11.3.1 Export Clearance at ICDs
At ICDs the exporter is required to file the shipping bill in seven copies:
1. Original, 2. Duplicate, 3. Quick drawback payment scheme, 4. Exchange control Copy Exporters,
5. Copy, 6. Transference copy
The exporter should mention the name of ‘Port of Exit’ and serial numbers of container. The
exporter should obtain in advance, space availability certificate from the Railway/Combined
Terminal Operator.
(i) Checking Details of the Shipping Bill: The shipping bill should mention details of goods,
their classification, name of the port of exit, identification mark, number of containers,
weight and value of goods. Contents of cargo should be declared and proper statistical
code number must be given. GR forms should accompany, without fail, the shipping bills.

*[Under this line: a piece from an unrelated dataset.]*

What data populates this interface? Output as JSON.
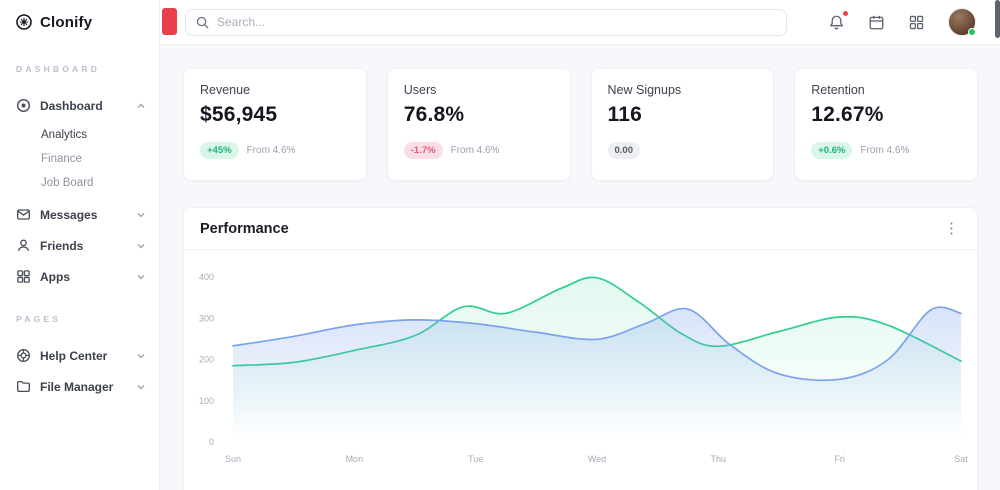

(ii) Scrutiny of Shipping Bills: Duly completed shipping bills are put in the Noting Box
provided at the ICD. The receiving clerk after noting them scrutinises them and
accompanying documents. The receiving clerk will give a running serial number on
shipping bill if no discrepancy is found. Otherwise, these may be returned for resubmission
after correction.
(iii) Classification and assessment: The Central Registration Unit of the ICD completes the
classification and assessment. The rate of duty is filled by appraisement department. The
original shipping bill is retained and the balance six copies are handed over to exporter
for completion of examination.
(iv) G.R. Formalities: A full set of GR forms has to be submitted along with the shipping bills.
The full value of export will be verified on the GR form.
The assessing officer will retain the original GR form for release to the RBI. Duplicate
copies are retained at ICD. Shipment certificate on the GR form shall be furnished after
custom examination of the export cargo and sealing of container by proper officer at ICD.
Duplicate copies are then released to the exporter for his use.